The Haunting of Molly Hartley

Quickcard Review The Haunting of Molly Hartley

Directed by: Mickey Liddell Cast: Haley Bennett, Jake Weber, Chace Crawford Time: 1 hr 30 mins Rating: PG-13

Plot: Seventeen-year old Molly (Bennett) slowly learns of the horrors that will happen to her on the day she turns eighteen.

Who's It For?: In the world of Molly Hartley, parents are trying to kill their children, religion is a super-lame idea forced upon by pesky, ugly fanatics, and more importantly - no one understands you. This movie is basically gasoline to the fiery angst burning within WASP-y teenagers who just got their braces. And while Nick and Norah was their Say Anything, this is their Exorcist.

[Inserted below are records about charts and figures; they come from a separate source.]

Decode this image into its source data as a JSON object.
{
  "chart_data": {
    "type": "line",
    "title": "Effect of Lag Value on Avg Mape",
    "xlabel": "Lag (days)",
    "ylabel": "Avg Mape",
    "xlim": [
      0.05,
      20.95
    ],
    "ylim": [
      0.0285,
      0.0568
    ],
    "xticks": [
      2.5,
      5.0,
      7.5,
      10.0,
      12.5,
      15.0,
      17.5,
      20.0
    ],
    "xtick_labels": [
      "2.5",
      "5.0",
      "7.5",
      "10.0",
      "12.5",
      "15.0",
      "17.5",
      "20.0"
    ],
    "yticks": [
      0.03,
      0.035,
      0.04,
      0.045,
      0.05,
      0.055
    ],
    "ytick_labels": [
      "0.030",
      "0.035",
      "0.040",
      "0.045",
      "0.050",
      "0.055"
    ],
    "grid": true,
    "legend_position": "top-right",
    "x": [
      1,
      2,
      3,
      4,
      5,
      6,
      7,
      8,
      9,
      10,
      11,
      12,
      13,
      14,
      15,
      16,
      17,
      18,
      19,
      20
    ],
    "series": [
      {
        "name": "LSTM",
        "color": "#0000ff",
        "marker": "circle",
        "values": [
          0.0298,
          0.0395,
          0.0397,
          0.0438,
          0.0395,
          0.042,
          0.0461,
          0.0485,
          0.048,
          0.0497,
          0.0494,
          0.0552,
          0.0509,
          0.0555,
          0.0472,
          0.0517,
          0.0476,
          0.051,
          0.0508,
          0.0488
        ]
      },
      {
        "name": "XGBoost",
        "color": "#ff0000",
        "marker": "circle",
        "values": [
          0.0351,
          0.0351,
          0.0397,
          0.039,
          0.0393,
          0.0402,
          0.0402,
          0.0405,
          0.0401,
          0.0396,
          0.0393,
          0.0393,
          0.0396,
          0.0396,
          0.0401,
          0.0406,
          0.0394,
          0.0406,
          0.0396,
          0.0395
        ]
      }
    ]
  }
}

Expectations: When I heard someone talking about this movie, they said it was like 2006's The Covenant. I became truly frightened - one time I had a nightmare I was forced to see that movie twice.

OVERALL

Molly Hartley is a story abusive of whatever little thrill it can provide. At one point in the movie, the script meanders for about thirty minutes without revealing anything involving Molly's secret, only offering cheap scares that become increasingly predictable. Filled to the brim with dumb jump scenes the film has moments that bottle up the audience with false alarms and then BAM!

Modern horror has become cheap, (though the tickets aren’t), reduced to scares that only deliver on the grotesqueness of whatever is the basis for the "jump." Similar to its acting and plot, the "fear" in Molly Hartley is juvenile.

But there’s something strangely fascinating about Molly Hartley. While the film's credibility has it sharing some space in the waste bin with The Covenant or even When A Stranger Calls, its got a few surprises that might leave movie dumpster junkies scratching their heads. Certain characters and ultimately the film’s resolution poke at a strange underlying message that “evil” is good, which is both unusual to hunky-dory Hollywood mechanics and impressionable on its naïve audience. As ludicrous and unnecessary as it may be, it’s an admirable stab at the unusual by screenwriters well aware of the meaninglessness of their work. It's like when Disney animators used to get a kick out of placing phalluses in the backgrounds of certain scenes in their films.

The Haunting of Molly Hartley is as insignificant as a deformed piece of candy corn. And even though there is a slight difference in shape or size, it can't stop from looking like everything else in the bag.